For a couple of weeks now, McCoy has not looked himself. Coach Chip Kelly has said that it was the jumbled offensive line's fault, not McCoy's, but there still seemed to be a bit of missing magic from No. 25's elusive game. Even in the first half yesterday, with right tackle Lane Johnson returned from his suspension, the feeling was the same - and that was even discounting McCoy's absurd fumble in the second quarter, when he danced and danced and danced and danced and danced and danced and danced and then coughed up the ball.

But in the third quarter, there were more holes and McCoy seemed just a bit quicker and more decisive. There did not seem to be an underlying, unspoken injury - which has been the worry for a while. His numbers for the day: 24 carries for 81 yards, with a long run of 19 yards.

And as for the question of it being Sproles, not McCoy, who had the 25-yard run in the fourth quarter that changed the field position and who stayed on the field as the Eagles tried (and failed) to close out the game on offense, McCoy said, "Well, I actually took myself out for a couple of plays. Sproles and I work together . . . I touched the ball a lot today. I had 24 rushes. Next time, we really have to finish it, no matter if it's me or if it's him."

Still, let's not kid ourselves. They were better, yes, but they probably won't be closing out many games with the running game until center Jason Kelce and/or left guard Evan Mathis return in a few weeks from injury. That's really hard work, to run it when they know you're running it, and 60 percent of an offensive line probably isn't enough to get that done consistently.

But there is a different question. Whenever you are talking about an NFL offense, you are talking about circles within circles - and you also are almost always talking about the quarterback, even when you are talking about the running game. And the truth is that Nick Foles remains unable to consistently find the effectiveness that he experienced last season and, until he does, the running game will not approach what it did in 2013, either.

Last year, when the Eagles would put three wide receivers on the field - which was very often - opposing defenses would typically go to their nickel packages, with a defensive back replacing one of the linebackers. Against those nickels, the Eagles did a ton of their running business.

This year, though, the Eagles go to three wideouts and the defense often stays in its base defense; against the Rams, that meant three linebackers on the field. You see all kinds of variations during a game, but that has been the overall trend. Three linebackers says they are defending against the run. Three linebackers against three wideouts says they are daring you to beat them with the pass.

When they dare you to beat them with the pass, you have to beat them with the pass - and Foles has not been able to do that often enough. He hasn't been accurate enough down the field, and he hasn't been stepping into enough throws - and until he is, and until he does, and until defenses feel the need to worry about getting beat by the pass, it's going to be hard to run the ball.
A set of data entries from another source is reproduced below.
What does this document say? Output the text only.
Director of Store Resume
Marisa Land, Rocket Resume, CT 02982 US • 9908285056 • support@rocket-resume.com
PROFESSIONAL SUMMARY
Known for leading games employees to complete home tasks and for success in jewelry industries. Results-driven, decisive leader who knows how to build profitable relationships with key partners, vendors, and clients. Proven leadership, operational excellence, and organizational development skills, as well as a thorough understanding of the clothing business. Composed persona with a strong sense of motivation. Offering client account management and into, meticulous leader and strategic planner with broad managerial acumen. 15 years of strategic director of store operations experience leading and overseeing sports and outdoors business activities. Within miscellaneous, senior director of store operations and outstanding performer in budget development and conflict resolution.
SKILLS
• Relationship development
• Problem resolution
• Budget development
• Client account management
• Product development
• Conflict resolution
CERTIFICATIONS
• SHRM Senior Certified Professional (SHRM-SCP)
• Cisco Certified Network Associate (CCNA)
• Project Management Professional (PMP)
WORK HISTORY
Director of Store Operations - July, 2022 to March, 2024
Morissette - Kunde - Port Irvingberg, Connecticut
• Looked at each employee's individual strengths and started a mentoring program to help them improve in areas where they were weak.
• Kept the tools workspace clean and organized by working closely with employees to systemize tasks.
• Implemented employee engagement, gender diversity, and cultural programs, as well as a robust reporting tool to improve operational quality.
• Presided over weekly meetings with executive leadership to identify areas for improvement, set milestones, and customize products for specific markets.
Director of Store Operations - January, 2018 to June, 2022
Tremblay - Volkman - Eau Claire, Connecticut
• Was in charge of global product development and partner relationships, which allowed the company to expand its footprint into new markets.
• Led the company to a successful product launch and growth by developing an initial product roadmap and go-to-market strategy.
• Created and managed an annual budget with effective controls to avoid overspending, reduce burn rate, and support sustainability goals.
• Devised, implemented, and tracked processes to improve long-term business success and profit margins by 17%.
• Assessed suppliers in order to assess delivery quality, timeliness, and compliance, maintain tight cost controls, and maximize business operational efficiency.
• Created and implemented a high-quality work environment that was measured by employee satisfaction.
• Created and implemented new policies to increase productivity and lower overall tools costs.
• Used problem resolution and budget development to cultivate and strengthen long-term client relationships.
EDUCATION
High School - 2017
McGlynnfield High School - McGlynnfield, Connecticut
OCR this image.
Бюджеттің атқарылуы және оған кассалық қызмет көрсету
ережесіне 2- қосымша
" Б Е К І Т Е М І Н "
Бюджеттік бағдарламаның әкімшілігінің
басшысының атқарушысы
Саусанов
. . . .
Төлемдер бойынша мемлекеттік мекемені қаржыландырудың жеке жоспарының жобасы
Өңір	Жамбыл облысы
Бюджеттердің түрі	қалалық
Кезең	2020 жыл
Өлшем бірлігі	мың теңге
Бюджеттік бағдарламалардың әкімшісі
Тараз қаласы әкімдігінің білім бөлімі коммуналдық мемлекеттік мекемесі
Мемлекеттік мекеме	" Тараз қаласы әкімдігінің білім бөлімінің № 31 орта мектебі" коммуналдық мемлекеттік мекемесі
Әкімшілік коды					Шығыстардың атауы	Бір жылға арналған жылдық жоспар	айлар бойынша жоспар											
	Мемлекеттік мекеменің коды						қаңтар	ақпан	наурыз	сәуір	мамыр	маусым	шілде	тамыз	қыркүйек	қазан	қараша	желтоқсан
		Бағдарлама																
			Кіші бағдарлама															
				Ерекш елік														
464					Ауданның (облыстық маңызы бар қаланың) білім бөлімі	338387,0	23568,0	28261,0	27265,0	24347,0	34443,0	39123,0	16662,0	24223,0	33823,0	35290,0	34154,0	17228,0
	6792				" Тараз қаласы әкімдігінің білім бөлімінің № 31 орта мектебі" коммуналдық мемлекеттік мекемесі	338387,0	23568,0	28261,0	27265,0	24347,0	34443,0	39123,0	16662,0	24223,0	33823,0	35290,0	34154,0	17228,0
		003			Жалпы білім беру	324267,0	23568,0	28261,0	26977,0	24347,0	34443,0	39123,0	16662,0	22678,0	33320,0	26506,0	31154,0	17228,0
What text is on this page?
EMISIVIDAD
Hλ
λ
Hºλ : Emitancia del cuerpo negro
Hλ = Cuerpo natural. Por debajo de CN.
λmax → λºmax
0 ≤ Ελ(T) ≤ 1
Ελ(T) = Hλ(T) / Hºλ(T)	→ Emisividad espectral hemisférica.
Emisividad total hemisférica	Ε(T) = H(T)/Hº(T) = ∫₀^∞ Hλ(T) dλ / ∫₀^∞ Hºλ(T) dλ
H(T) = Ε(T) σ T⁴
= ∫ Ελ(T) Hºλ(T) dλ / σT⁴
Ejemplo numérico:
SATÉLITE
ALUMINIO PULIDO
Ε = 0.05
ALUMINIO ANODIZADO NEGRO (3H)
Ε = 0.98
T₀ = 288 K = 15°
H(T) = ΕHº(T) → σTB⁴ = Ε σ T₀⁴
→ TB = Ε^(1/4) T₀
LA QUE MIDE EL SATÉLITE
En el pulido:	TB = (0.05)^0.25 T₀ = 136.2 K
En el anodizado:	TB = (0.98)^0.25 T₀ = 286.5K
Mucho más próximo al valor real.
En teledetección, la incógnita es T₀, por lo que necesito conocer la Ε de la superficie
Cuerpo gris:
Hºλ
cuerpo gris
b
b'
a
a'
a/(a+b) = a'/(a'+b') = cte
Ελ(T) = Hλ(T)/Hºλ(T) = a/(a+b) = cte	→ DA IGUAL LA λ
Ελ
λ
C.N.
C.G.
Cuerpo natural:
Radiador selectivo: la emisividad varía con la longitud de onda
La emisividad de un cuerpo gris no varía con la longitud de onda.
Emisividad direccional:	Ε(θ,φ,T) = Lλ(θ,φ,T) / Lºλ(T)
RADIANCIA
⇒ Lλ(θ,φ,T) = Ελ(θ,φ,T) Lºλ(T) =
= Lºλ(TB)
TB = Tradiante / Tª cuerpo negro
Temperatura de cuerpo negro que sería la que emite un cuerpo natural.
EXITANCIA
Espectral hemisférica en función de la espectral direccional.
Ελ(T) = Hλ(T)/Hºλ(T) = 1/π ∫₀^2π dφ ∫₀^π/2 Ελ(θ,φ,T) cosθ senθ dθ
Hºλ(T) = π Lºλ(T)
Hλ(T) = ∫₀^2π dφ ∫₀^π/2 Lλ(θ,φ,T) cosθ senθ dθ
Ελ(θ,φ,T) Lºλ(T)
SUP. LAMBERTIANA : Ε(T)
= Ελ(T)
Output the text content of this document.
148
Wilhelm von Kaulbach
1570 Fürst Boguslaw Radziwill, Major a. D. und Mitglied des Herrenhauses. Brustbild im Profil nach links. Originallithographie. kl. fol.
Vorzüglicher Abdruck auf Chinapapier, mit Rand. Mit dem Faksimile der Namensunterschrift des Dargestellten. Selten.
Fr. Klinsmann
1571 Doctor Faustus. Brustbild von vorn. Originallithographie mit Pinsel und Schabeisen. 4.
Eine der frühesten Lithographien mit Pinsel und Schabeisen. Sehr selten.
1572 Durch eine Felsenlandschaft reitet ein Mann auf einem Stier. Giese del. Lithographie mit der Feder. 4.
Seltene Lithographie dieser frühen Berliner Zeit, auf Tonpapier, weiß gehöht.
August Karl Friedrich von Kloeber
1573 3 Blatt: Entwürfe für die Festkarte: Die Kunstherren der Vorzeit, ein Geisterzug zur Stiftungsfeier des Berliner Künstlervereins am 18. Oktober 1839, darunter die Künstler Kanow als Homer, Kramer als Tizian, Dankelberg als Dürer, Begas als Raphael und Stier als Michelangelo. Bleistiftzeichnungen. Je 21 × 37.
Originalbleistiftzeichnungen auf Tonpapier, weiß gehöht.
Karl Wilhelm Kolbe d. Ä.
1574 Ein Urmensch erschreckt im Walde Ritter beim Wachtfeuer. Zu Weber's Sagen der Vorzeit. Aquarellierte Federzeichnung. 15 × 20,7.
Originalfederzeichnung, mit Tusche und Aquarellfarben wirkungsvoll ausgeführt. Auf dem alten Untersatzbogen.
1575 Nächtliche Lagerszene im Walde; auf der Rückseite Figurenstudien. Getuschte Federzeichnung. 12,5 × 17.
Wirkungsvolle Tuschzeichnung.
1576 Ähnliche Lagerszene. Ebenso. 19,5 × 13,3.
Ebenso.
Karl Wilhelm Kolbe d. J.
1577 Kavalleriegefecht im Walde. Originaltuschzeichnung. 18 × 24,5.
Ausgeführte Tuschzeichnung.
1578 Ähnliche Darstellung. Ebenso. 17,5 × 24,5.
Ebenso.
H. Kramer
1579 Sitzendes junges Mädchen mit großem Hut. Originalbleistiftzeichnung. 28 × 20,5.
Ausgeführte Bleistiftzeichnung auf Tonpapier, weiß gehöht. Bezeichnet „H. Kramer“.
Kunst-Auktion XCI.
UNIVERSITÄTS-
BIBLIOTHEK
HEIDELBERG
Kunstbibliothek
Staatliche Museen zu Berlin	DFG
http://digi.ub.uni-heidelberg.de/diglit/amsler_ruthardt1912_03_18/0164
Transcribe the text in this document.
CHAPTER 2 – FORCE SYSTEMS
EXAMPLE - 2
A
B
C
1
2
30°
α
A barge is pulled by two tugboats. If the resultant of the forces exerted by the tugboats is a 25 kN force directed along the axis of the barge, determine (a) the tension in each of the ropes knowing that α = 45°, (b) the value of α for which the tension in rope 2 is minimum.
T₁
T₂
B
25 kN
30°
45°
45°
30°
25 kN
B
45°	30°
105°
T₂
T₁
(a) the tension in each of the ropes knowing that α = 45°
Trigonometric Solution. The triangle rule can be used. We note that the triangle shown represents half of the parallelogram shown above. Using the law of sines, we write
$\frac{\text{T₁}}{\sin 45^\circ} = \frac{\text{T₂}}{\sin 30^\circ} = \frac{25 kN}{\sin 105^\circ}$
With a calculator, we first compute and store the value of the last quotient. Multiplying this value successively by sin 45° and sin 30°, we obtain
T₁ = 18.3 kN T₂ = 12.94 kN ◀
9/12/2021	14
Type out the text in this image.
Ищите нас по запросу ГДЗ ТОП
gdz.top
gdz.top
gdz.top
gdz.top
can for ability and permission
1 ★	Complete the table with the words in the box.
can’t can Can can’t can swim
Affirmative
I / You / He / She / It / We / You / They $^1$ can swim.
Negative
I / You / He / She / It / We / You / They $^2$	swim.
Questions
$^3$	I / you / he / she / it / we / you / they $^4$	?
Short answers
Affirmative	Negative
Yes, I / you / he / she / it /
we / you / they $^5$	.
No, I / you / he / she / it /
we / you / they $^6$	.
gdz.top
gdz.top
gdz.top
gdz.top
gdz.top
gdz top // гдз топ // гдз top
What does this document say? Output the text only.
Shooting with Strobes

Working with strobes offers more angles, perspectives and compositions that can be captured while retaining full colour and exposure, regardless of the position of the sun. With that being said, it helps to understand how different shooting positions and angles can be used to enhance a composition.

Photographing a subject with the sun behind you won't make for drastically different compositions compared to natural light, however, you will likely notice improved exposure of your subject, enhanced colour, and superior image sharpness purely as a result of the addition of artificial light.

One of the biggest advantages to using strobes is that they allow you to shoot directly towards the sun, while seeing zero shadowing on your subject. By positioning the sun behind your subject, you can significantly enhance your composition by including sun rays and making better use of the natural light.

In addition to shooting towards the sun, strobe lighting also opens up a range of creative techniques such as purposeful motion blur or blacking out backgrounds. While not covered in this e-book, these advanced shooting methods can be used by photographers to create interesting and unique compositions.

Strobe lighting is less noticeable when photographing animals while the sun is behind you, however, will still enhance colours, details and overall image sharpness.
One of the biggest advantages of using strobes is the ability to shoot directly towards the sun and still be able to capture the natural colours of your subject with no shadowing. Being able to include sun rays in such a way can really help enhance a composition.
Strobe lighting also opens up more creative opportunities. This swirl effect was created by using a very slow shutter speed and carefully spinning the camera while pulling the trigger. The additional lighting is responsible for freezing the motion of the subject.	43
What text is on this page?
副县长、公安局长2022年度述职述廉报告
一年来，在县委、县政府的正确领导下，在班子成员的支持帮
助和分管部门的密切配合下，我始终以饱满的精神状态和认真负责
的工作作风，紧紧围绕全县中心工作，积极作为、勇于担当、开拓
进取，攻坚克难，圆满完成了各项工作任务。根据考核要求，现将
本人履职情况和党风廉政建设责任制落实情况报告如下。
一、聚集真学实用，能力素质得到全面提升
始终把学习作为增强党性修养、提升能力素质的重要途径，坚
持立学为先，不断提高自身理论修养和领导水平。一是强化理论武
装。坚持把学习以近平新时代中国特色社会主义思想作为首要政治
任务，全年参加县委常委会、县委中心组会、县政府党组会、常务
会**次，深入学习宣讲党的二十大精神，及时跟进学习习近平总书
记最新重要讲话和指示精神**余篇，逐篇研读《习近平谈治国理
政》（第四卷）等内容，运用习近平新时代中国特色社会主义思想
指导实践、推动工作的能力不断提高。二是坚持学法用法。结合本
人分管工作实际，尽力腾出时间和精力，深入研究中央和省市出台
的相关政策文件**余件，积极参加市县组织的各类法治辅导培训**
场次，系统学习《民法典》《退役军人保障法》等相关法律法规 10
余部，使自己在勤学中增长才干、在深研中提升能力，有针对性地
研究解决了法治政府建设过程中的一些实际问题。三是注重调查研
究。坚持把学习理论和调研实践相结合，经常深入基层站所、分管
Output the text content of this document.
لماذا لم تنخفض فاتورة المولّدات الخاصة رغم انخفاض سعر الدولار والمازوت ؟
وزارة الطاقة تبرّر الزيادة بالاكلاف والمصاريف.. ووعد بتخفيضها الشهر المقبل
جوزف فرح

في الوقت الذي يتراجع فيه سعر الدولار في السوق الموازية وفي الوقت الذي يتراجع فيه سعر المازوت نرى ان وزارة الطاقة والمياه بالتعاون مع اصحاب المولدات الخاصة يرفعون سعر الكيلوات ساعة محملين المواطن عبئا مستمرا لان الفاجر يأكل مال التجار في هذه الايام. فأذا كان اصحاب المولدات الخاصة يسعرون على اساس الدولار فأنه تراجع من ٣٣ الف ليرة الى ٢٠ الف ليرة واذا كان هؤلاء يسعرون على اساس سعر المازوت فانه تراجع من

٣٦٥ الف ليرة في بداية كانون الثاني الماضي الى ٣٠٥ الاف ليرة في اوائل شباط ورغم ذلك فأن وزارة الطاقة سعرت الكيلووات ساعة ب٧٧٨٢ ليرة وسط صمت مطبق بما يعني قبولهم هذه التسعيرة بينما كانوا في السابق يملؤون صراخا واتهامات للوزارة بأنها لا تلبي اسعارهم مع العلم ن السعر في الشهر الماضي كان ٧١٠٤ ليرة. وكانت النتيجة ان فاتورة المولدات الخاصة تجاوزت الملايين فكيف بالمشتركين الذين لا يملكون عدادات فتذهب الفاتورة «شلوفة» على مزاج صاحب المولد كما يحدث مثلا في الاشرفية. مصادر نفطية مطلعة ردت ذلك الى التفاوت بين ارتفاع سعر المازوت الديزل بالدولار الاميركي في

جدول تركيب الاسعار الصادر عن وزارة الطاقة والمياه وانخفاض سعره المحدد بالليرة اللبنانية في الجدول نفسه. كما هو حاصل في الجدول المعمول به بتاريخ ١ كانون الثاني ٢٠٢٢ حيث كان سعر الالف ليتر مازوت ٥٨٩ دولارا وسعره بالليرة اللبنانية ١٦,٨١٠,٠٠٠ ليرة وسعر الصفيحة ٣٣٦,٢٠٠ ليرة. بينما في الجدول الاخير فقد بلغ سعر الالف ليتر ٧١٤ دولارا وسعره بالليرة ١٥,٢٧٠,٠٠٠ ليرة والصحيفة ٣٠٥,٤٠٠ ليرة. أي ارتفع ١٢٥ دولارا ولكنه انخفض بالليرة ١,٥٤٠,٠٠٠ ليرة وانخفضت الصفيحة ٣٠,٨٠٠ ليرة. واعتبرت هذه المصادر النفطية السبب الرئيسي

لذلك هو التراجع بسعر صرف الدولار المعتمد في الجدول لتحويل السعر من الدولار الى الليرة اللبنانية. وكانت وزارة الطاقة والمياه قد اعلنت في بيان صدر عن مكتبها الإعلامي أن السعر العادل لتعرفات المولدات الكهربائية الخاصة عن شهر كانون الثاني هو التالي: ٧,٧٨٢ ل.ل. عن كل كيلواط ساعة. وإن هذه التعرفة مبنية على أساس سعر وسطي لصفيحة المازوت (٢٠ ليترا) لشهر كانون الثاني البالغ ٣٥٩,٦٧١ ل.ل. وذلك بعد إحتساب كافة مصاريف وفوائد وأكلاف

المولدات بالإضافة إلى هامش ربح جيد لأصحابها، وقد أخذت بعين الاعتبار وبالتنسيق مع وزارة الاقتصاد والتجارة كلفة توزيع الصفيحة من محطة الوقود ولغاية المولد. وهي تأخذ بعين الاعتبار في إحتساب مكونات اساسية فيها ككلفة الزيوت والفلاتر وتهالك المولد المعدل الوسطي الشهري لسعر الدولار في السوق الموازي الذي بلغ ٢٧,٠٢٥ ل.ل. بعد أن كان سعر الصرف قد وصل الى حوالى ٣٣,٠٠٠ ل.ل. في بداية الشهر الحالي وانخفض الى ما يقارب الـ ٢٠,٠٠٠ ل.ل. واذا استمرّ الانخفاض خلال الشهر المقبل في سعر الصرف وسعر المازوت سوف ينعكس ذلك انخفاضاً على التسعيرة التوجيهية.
Given that, you can only look for signs. McCoy said the Rams showed the Eagles "a totally different scheme than we saw on tape." Because of that, maybe it took the Eagles a half to pull themselves together. But there was enough there, at least for a while. There was something you could see, something just north of a glimmer, to suggest that McCoy will be OK and the running game will be serviceable.

But the gap between serviceable and excellent will not be bridged until Nick Foles can accept the dare. As they wait for that to happen, the Eagles are still 4-1; this just in.